About the Project

The Datumbox Machine Learning Framework is an open-source framework written in Java which allows the rapid development of Machine Learning and Statistical applications. The main focus of the framework is to include a large number of machine learning algorithms & statistical tests and be able to handle large sized datasets. The code of the Machine Learning Framework can be found on Github.

Technical Details

The core part of the project is about 30000 lines of code, uses Java 8 features and uses Maven Project Structure. The code is licensed under the Apache License, Version 2.0 so feel free to clone the repository and experiment with it. If you find a bug or decide to document particular parts of the code, please consider contributing your changes by sending a pull request.

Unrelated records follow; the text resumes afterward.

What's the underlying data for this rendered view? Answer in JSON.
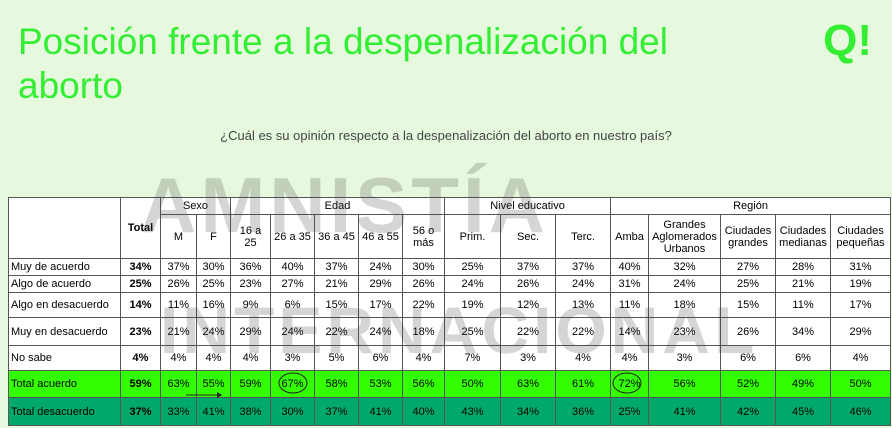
{
  "header": {
    "title": "Posición frente a la despenalización del aborto",
    "logo": "Q!",
    "question": "¿Cuál es su opinión respecto a la despenalización del aborto en nuestro país?"
  },
  "watermark": [
    "AMNISTÍA",
    "INTERNACIONAL"
  ],
  "table": {
    "total_header": "Total",
    "groups": [
      {
        "name": "Sexo",
        "columns": [
          "M",
          "F"
        ]
      },
      {
        "name": "Edad",
        "columns": [
          "16 a 25",
          "26 a 35",
          "36 a 45",
          "46 a 55",
          "56 o más"
        ]
      },
      {
        "name": "Nivel educativo",
        "columns": [
          "Prim.",
          "Sec.",
          "Terc."
        ]
      },
      {
        "name": "Región",
        "columns": [
          "Amba",
          "Grandes Aglomerados Urbanos",
          "Ciudades grandes",
          "Ciudades medianas",
          "Ciudades pequeñas"
        ]
      }
    ],
    "rows": [
      [
        "Muy de acuerdo",
        "34%",
        "37%",
        "30%",
        "36%",
        "40%",
        "37%",
        "24%",
        "30%",
        "25%",
        "37%",
        "37%",
        "40%",
        "32%",
        "27%",
        "28%",
        "31%"
      ],
      [
        "Algo de acuerdo",
        "25%",
        "26%",
        "25%",
        "23%",
        "27%",
        "21%",
        "29%",
        "26%",
        "24%",
        "26%",
        "24%",
        "31%",
        "24%",
        "25%",
        "21%",
        "19%"
      ],
      [
        "Algo en desacuerdo",
        "14%",
        "11%",
        "16%",
        "9%",
        "6%",
        "15%",
        "17%",
        "22%",
        "19%",
        "12%",
        "13%",
        "11%",
        "18%",
        "15%",
        "11%",
        "17%"
      ],
      [
        "Muy en desacuerdo",
        "23%",
        "21%",
        "24%",
        "29%",
        "24%",
        "22%",
        "24%",
        "18%",
        "25%",
        "22%",
        "22%",
        "14%",
        "23%",
        "26%",
        "34%",
        "29%"
      ],
      [
        "No sabe",
        "4%",
        "4%",
        "4%",
        "4%",
        "3%",
        "5%",
        "6%",
        "4%",
        "7%",
        "3%",
        "4%",
        "4%",
        "3%",
        "6%",
        "6%",
        "4%"
      ],
      [
        "Total acuerdo",
        "59%",
        "63%",
        "55%",
        "59%",
        "67%",
        "58%",
        "53%",
        "56%",
        "50%",
        "63%",
        "61%",
        "72%",
        "56%",
        "52%",
        "49%",
        "50%"
      ],
      [
        "Total desacuerdo",
        "37%",
        "33%",
        "41%",
        "38%",
        "30%",
        "37%",
        "41%",
        "40%",
        "43%",
        "34%",
        "36%",
        "25%",
        "41%",
        "42%",
        "45%",
        "46%"
      ]
    ]
  }
}
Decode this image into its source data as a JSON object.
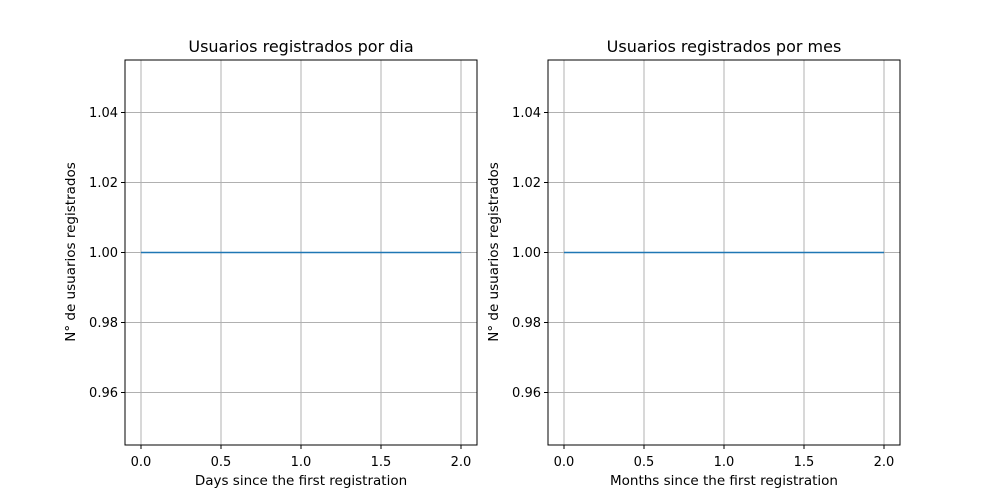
{
  "chart_data": [
    {
      "type": "line",
      "title": "Usuarios registrados por dia",
      "xlabel": "Days since the first registration",
      "ylabel": "N° de usuarios registrados",
      "xlim": [
        -0.1,
        2.1
      ],
      "ylim": [
        0.945,
        1.055
      ],
      "xticks": [
        0.0,
        0.5,
        1.0,
        1.5,
        2.0
      ],
      "xtick_labels": [
        "0.0",
        "0.5",
        "1.0",
        "1.5",
        "2.0"
      ],
      "yticks": [
        0.96,
        0.98,
        1.0,
        1.02,
        1.04
      ],
      "ytick_labels": [
        "0.96",
        "0.98",
        "1.00",
        "1.02",
        "1.04"
      ],
      "grid": true,
      "series": [
        {
          "x": [
            0,
            1,
            2
          ],
          "y": [
            1,
            1,
            1
          ],
          "color": "#1f77b4"
        }
      ]
    },
    {
      "type": "line",
      "title": "Usuarios registrados por mes",
      "xlabel": "Months since the first registration",
      "ylabel": "N° de usuarios registrados",
      "xlim": [
        -0.1,
        2.1
      ],
      "ylim": [
        0.945,
        1.055
      ],
      "xticks": [
        0.0,
        0.5,
        1.0,
        1.5,
        2.0
      ],
      "xtick_labels": [
        "0.0",
        "0.5",
        "1.0",
        "1.5",
        "2.0"
      ],
      "yticks": [
        0.96,
        0.98,
        1.0,
        1.02,
        1.04
      ],
      "ytick_labels": [
        "0.96",
        "0.98",
        "1.00",
        "1.02",
        "1.04"
      ],
      "grid": true,
      "series": [
        {
          "x": [
            0,
            1,
            2
          ],
          "y": [
            1,
            1,
            1
          ],
          "color": "#1f77b4"
        }
      ]
    }
  ]
}
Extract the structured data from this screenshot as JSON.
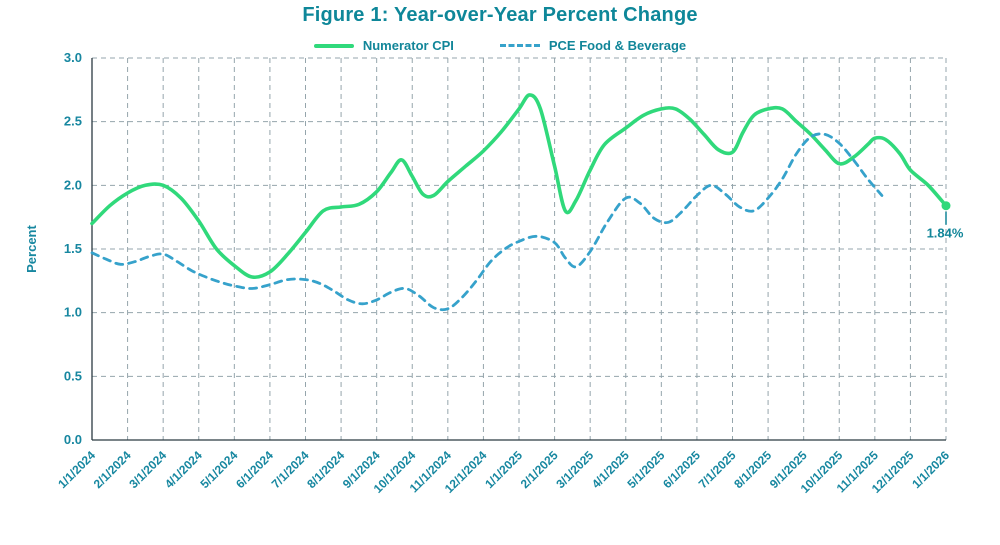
{
  "title": "Figure 1: Year-over-Year Percent Change",
  "colors": {
    "title_text": "#0E8799",
    "tick_text": "#1787A0",
    "annotation_text": "#128699",
    "grid": "#95A5AC",
    "axis": "#2B3A42",
    "numerator_cpi_green": "#30D97B",
    "pce_dashed_blue": "#36A2CB"
  },
  "chart_data": {
    "type": "line",
    "title": "Figure 1: Year-over-Year Percent Change",
    "xlabel": "",
    "ylabel": "Percent",
    "ylim": [
      0,
      3
    ],
    "ytick_step": 0.5,
    "grid": "dashed-both",
    "legend_position": "top-center",
    "y_tick_labels": [
      "0.0",
      "0.5",
      "1.0",
      "1.5",
      "2.0",
      "2.5",
      "3.0"
    ],
    "x_tick_labels": [
      "1/1/2024",
      "2/1/2024",
      "3/1/2024",
      "4/1/2024",
      "5/1/2024",
      "6/1/2024",
      "7/1/2024",
      "8/1/2024",
      "9/1/2024",
      "10/1/2024",
      "11/1/2024",
      "12/1/2024",
      "1/1/2025",
      "2/1/2025",
      "3/1/2025",
      "4/1/2025",
      "5/1/2025",
      "6/1/2025",
      "7/1/2025",
      "8/1/2025",
      "9/1/2025",
      "10/1/2025",
      "11/1/2025",
      "12/1/2025",
      "1/1/2026"
    ],
    "series": [
      {
        "name": "Numerator CPI",
        "style": "solid",
        "color": "#30D97B",
        "points": [
          [
            0,
            1.7
          ],
          [
            0.5,
            1.84
          ],
          [
            1,
            1.94
          ],
          [
            1.5,
            2.0
          ],
          [
            2,
            2.0
          ],
          [
            2.5,
            1.9
          ],
          [
            3,
            1.72
          ],
          [
            3.5,
            1.5
          ],
          [
            4,
            1.37
          ],
          [
            4.5,
            1.28
          ],
          [
            5,
            1.32
          ],
          [
            5.5,
            1.46
          ],
          [
            6,
            1.63
          ],
          [
            6.5,
            1.8
          ],
          [
            7,
            1.83
          ],
          [
            7.5,
            1.85
          ],
          [
            8,
            1.95
          ],
          [
            8.4,
            2.1
          ],
          [
            8.7,
            2.2
          ],
          [
            9,
            2.07
          ],
          [
            9.3,
            1.93
          ],
          [
            9.6,
            1.92
          ],
          [
            10,
            2.03
          ],
          [
            10.5,
            2.15
          ],
          [
            11,
            2.27
          ],
          [
            11.5,
            2.42
          ],
          [
            12,
            2.6
          ],
          [
            12.3,
            2.71
          ],
          [
            12.6,
            2.6
          ],
          [
            13,
            2.15
          ],
          [
            13.3,
            1.8
          ],
          [
            13.6,
            1.88
          ],
          [
            14,
            2.12
          ],
          [
            14.4,
            2.32
          ],
          [
            15,
            2.45
          ],
          [
            15.5,
            2.55
          ],
          [
            16,
            2.6
          ],
          [
            16.4,
            2.6
          ],
          [
            16.8,
            2.52
          ],
          [
            17.2,
            2.4
          ],
          [
            17.6,
            2.28
          ],
          [
            18,
            2.26
          ],
          [
            18.3,
            2.42
          ],
          [
            18.6,
            2.55
          ],
          [
            19,
            2.6
          ],
          [
            19.4,
            2.6
          ],
          [
            19.8,
            2.5
          ],
          [
            20.2,
            2.4
          ],
          [
            20.6,
            2.28
          ],
          [
            21,
            2.17
          ],
          [
            21.4,
            2.22
          ],
          [
            21.8,
            2.32
          ],
          [
            22,
            2.37
          ],
          [
            22.3,
            2.36
          ],
          [
            22.7,
            2.25
          ],
          [
            23,
            2.12
          ],
          [
            23.5,
            2.0
          ],
          [
            24,
            1.84
          ]
        ]
      },
      {
        "name": "PCE Food & Beverage",
        "style": "dashed",
        "color": "#36A2CB",
        "points": [
          [
            0,
            1.47
          ],
          [
            0.4,
            1.42
          ],
          [
            0.8,
            1.38
          ],
          [
            1.2,
            1.4
          ],
          [
            1.6,
            1.44
          ],
          [
            2,
            1.46
          ],
          [
            2.4,
            1.4
          ],
          [
            2.8,
            1.33
          ],
          [
            3.2,
            1.28
          ],
          [
            3.6,
            1.24
          ],
          [
            4,
            1.21
          ],
          [
            4.5,
            1.19
          ],
          [
            5,
            1.22
          ],
          [
            5.5,
            1.26
          ],
          [
            6,
            1.26
          ],
          [
            6.4,
            1.23
          ],
          [
            6.8,
            1.17
          ],
          [
            7.2,
            1.1
          ],
          [
            7.6,
            1.07
          ],
          [
            8,
            1.1
          ],
          [
            8.4,
            1.16
          ],
          [
            8.8,
            1.19
          ],
          [
            9.2,
            1.13
          ],
          [
            9.6,
            1.04
          ],
          [
            10,
            1.03
          ],
          [
            10.4,
            1.12
          ],
          [
            10.8,
            1.25
          ],
          [
            11.2,
            1.4
          ],
          [
            11.6,
            1.5
          ],
          [
            12,
            1.56
          ],
          [
            12.5,
            1.6
          ],
          [
            13,
            1.55
          ],
          [
            13.3,
            1.43
          ],
          [
            13.6,
            1.36
          ],
          [
            14,
            1.48
          ],
          [
            14.5,
            1.72
          ],
          [
            15,
            1.9
          ],
          [
            15.4,
            1.86
          ],
          [
            15.8,
            1.74
          ],
          [
            16.2,
            1.71
          ],
          [
            16.6,
            1.8
          ],
          [
            17,
            1.92
          ],
          [
            17.4,
            2.0
          ],
          [
            17.8,
            1.93
          ],
          [
            18.2,
            1.83
          ],
          [
            18.6,
            1.8
          ],
          [
            19,
            1.9
          ],
          [
            19.4,
            2.05
          ],
          [
            19.8,
            2.25
          ],
          [
            20.2,
            2.38
          ],
          [
            20.6,
            2.4
          ],
          [
            21,
            2.33
          ],
          [
            21.4,
            2.2
          ],
          [
            21.8,
            2.05
          ],
          [
            22.2,
            1.92
          ]
        ]
      }
    ],
    "annotation": {
      "text": "1.84%",
      "x": 24,
      "y": 1.84
    }
  }
}
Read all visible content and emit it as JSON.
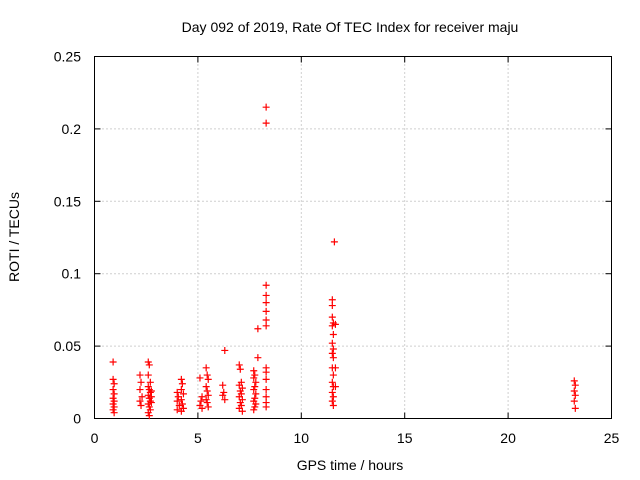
{
  "chart_data": {
    "type": "scatter",
    "title": "Day 092 of 2019, Rate Of TEC Index for receiver maju",
    "xlabel": "GPS time / hours",
    "ylabel": "ROTI / TECUs",
    "xlim": [
      0,
      25
    ],
    "ylim": [
      0,
      0.25
    ],
    "grid": true,
    "marker": "+",
    "color": "#ff0000",
    "xticks": [
      0,
      5,
      10,
      15,
      20,
      25
    ],
    "xtick_labels": [
      "0",
      "5",
      "10",
      "15",
      "20",
      "25"
    ],
    "yticks": [
      0,
      0.05,
      0.1,
      0.15,
      0.2,
      0.25
    ],
    "ytick_labels": [
      "0",
      "0.05",
      "0.1",
      "0.15",
      "0.2",
      "0.25"
    ],
    "series": [
      {
        "name": "ROTI",
        "points": [
          [
            0.9,
            0.039
          ],
          [
            0.9,
            0.027
          ],
          [
            0.95,
            0.024
          ],
          [
            0.9,
            0.02
          ],
          [
            0.95,
            0.017
          ],
          [
            0.9,
            0.014
          ],
          [
            0.95,
            0.012
          ],
          [
            0.9,
            0.01
          ],
          [
            0.95,
            0.008
          ],
          [
            0.9,
            0.006
          ],
          [
            0.95,
            0.004
          ],
          [
            2.2,
            0.03
          ],
          [
            2.25,
            0.025
          ],
          [
            2.2,
            0.02
          ],
          [
            2.3,
            0.015
          ],
          [
            2.2,
            0.012
          ],
          [
            2.25,
            0.009
          ],
          [
            2.6,
            0.039
          ],
          [
            2.65,
            0.037
          ],
          [
            2.6,
            0.03
          ],
          [
            2.7,
            0.025
          ],
          [
            2.6,
            0.022
          ],
          [
            2.65,
            0.02
          ],
          [
            2.7,
            0.018
          ],
          [
            2.6,
            0.016
          ],
          [
            2.65,
            0.014
          ],
          [
            2.7,
            0.012
          ],
          [
            2.6,
            0.01
          ],
          [
            2.65,
            0.008
          ],
          [
            2.7,
            0.006
          ],
          [
            2.6,
            0.004
          ],
          [
            2.65,
            0.002
          ],
          [
            2.75,
            0.019
          ],
          [
            2.75,
            0.015
          ],
          [
            2.75,
            0.011
          ],
          [
            4.0,
            0.018
          ],
          [
            4.05,
            0.015
          ],
          [
            4.0,
            0.012
          ],
          [
            4.1,
            0.009
          ],
          [
            4.0,
            0.006
          ],
          [
            4.2,
            0.027
          ],
          [
            4.25,
            0.024
          ],
          [
            4.2,
            0.02
          ],
          [
            4.3,
            0.017
          ],
          [
            4.2,
            0.013
          ],
          [
            4.25,
            0.01
          ],
          [
            4.3,
            0.007
          ],
          [
            4.2,
            0.005
          ],
          [
            5.1,
            0.028
          ],
          [
            5.2,
            0.015
          ],
          [
            5.15,
            0.012
          ],
          [
            5.1,
            0.009
          ],
          [
            5.2,
            0.007
          ],
          [
            5.4,
            0.035
          ],
          [
            5.45,
            0.03
          ],
          [
            5.5,
            0.027
          ],
          [
            5.4,
            0.022
          ],
          [
            5.45,
            0.019
          ],
          [
            5.5,
            0.016
          ],
          [
            5.4,
            0.013
          ],
          [
            5.45,
            0.011
          ],
          [
            5.5,
            0.008
          ],
          [
            6.3,
            0.047
          ],
          [
            6.2,
            0.023
          ],
          [
            6.25,
            0.018
          ],
          [
            6.2,
            0.016
          ],
          [
            6.3,
            0.013
          ],
          [
            7.0,
            0.037
          ],
          [
            7.05,
            0.034
          ],
          [
            7.1,
            0.025
          ],
          [
            7.0,
            0.023
          ],
          [
            7.15,
            0.021
          ],
          [
            7.05,
            0.019
          ],
          [
            7.1,
            0.017
          ],
          [
            7.0,
            0.015
          ],
          [
            7.15,
            0.013
          ],
          [
            7.05,
            0.011
          ],
          [
            7.1,
            0.009
          ],
          [
            7.0,
            0.007
          ],
          [
            7.15,
            0.005
          ],
          [
            7.7,
            0.033
          ],
          [
            7.75,
            0.03
          ],
          [
            7.7,
            0.028
          ],
          [
            7.8,
            0.025
          ],
          [
            7.75,
            0.022
          ],
          [
            7.7,
            0.02
          ],
          [
            7.8,
            0.017
          ],
          [
            7.75,
            0.014
          ],
          [
            7.7,
            0.012
          ],
          [
            7.8,
            0.01
          ],
          [
            7.75,
            0.008
          ],
          [
            7.7,
            0.006
          ],
          [
            7.9,
            0.062
          ],
          [
            7.9,
            0.042
          ],
          [
            8.3,
            0.215
          ],
          [
            8.3,
            0.204
          ],
          [
            8.3,
            0.092
          ],
          [
            8.3,
            0.085
          ],
          [
            8.3,
            0.08
          ],
          [
            8.3,
            0.074
          ],
          [
            8.3,
            0.068
          ],
          [
            8.3,
            0.064
          ],
          [
            8.3,
            0.035
          ],
          [
            8.3,
            0.032
          ],
          [
            8.3,
            0.027
          ],
          [
            8.3,
            0.02
          ],
          [
            8.3,
            0.015
          ],
          [
            8.3,
            0.011
          ],
          [
            8.3,
            0.008
          ],
          [
            11.5,
            0.082
          ],
          [
            11.5,
            0.078
          ],
          [
            11.5,
            0.07
          ],
          [
            11.55,
            0.066
          ],
          [
            11.5,
            0.064
          ],
          [
            11.55,
            0.058
          ],
          [
            11.5,
            0.052
          ],
          [
            11.55,
            0.048
          ],
          [
            11.5,
            0.045
          ],
          [
            11.55,
            0.042
          ],
          [
            11.5,
            0.035
          ],
          [
            11.55,
            0.03
          ],
          [
            11.5,
            0.025
          ],
          [
            11.55,
            0.022
          ],
          [
            11.5,
            0.018
          ],
          [
            11.55,
            0.015
          ],
          [
            11.5,
            0.012
          ],
          [
            11.55,
            0.009
          ],
          [
            11.6,
            0.122
          ],
          [
            11.65,
            0.065
          ],
          [
            11.65,
            0.035
          ],
          [
            11.65,
            0.022
          ],
          [
            23.2,
            0.026
          ],
          [
            23.25,
            0.023
          ],
          [
            23.2,
            0.019
          ],
          [
            23.25,
            0.016
          ],
          [
            23.2,
            0.012
          ],
          [
            23.25,
            0.007
          ]
        ]
      }
    ]
  }
}
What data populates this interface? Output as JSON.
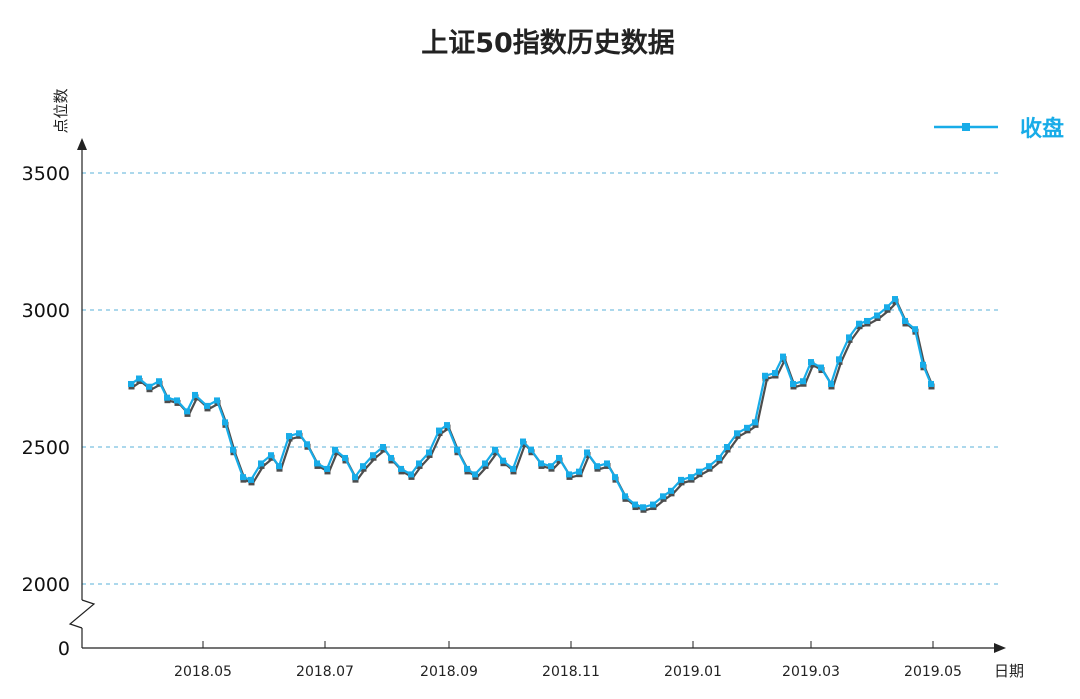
{
  "colors": {
    "series": "#18ace8",
    "shadow": "#4d4d4d",
    "grid": "#5ab2d8",
    "axis": "#222222"
  },
  "chart_data": {
    "type": "line",
    "title": "上证50指数历史数据",
    "ylabel": "点位数",
    "xlabel": "日期",
    "ylim": [
      0,
      3700
    ],
    "y_axis_break": true,
    "y_ticks": [
      0,
      2000,
      2500,
      3000,
      3500
    ],
    "x_ticks": [
      "2018.05",
      "2018.07",
      "2018.09",
      "2018.11",
      "2019.01",
      "2019.03",
      "2019.05"
    ],
    "grid": "horizontal dashed",
    "legend": "top-right",
    "series": [
      {
        "name": "收盘",
        "x": [
          "2018.03.26",
          "2018.03.30",
          "2018.04.04",
          "2018.04.09",
          "2018.04.13",
          "2018.04.18",
          "2018.04.23",
          "2018.04.27",
          "2018.05.03",
          "2018.05.08",
          "2018.05.12",
          "2018.05.16",
          "2018.05.21",
          "2018.05.25",
          "2018.05.30",
          "2018.06.04",
          "2018.06.08",
          "2018.06.13",
          "2018.06.18",
          "2018.06.22",
          "2018.06.27",
          "2018.07.02",
          "2018.07.06",
          "2018.07.11",
          "2018.07.16",
          "2018.07.20",
          "2018.07.25",
          "2018.07.30",
          "2018.08.03",
          "2018.08.08",
          "2018.08.13",
          "2018.08.17",
          "2018.08.22",
          "2018.08.27",
          "2018.08.31",
          "2018.09.05",
          "2018.09.10",
          "2018.09.14",
          "2018.09.19",
          "2018.09.24",
          "2018.09.28",
          "2018.10.03",
          "2018.10.08",
          "2018.10.12",
          "2018.10.17",
          "2018.10.22",
          "2018.10.26",
          "2018.10.31",
          "2018.11.05",
          "2018.11.09",
          "2018.11.14",
          "2018.11.19",
          "2018.11.23",
          "2018.11.28",
          "2018.12.03",
          "2018.12.07",
          "2018.12.12",
          "2018.12.17",
          "2018.12.21",
          "2018.12.26",
          "2018.12.31",
          "2019.01.04",
          "2019.01.09",
          "2019.01.14",
          "2019.01.18",
          "2019.01.23",
          "2019.01.28",
          "2019.02.01",
          "2019.02.06",
          "2019.02.11",
          "2019.02.15",
          "2019.02.20",
          "2019.02.25",
          "2019.03.01",
          "2019.03.06",
          "2019.03.11",
          "2019.03.15",
          "2019.03.20",
          "2019.03.25",
          "2019.03.29",
          "2019.04.03",
          "2019.04.08",
          "2019.04.12",
          "2019.04.17",
          "2019.04.22",
          "2019.04.26",
          "2019.04.30"
        ],
        "values": [
          2730,
          2750,
          2720,
          2740,
          2680,
          2670,
          2630,
          2690,
          2650,
          2670,
          2590,
          2490,
          2390,
          2380,
          2440,
          2470,
          2430,
          2540,
          2550,
          2510,
          2440,
          2420,
          2490,
          2460,
          2390,
          2430,
          2470,
          2500,
          2460,
          2420,
          2400,
          2440,
          2480,
          2560,
          2580,
          2490,
          2420,
          2400,
          2440,
          2490,
          2450,
          2420,
          2520,
          2490,
          2440,
          2430,
          2460,
          2400,
          2410,
          2480,
          2430,
          2440,
          2390,
          2320,
          2290,
          2280,
          2290,
          2320,
          2340,
          2380,
          2390,
          2410,
          2430,
          2460,
          2500,
          2550,
          2570,
          2590,
          2760,
          2770,
          2830,
          2730,
          2740,
          2810,
          2790,
          2730,
          2820,
          2900,
          2950,
          2960,
          2980,
          3010,
          3040,
          2960,
          2930,
          2800,
          2730
        ]
      }
    ]
  }
}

What methods/algorithms are supported?

The Framework currently supports performing multiple Parametric & non-parametric Statistical tests, calculating descriptive statistics on censored & uncensored data, performing ANOVA, Cluster Analysis, Dimension Reduction, Regression Analysis, Timeseries Analysis, Sampling and calculation of probabilities from the most common discrete and continues Distributions. In addition it provides several implemented algorithms including Max Entropy, Naïve Bayes, SVM, Bootstrap Aggregating, Adaboost, Kmeans, Hierarchical Clustering, Dirichlet Process Mixture Models, Softmax Regression, Ordinal Regression, Linear Regression, Stepwise Regression, PCA and several other techniques that can be used for feature selection, ensemble learning, linear programming solving and recommender systems.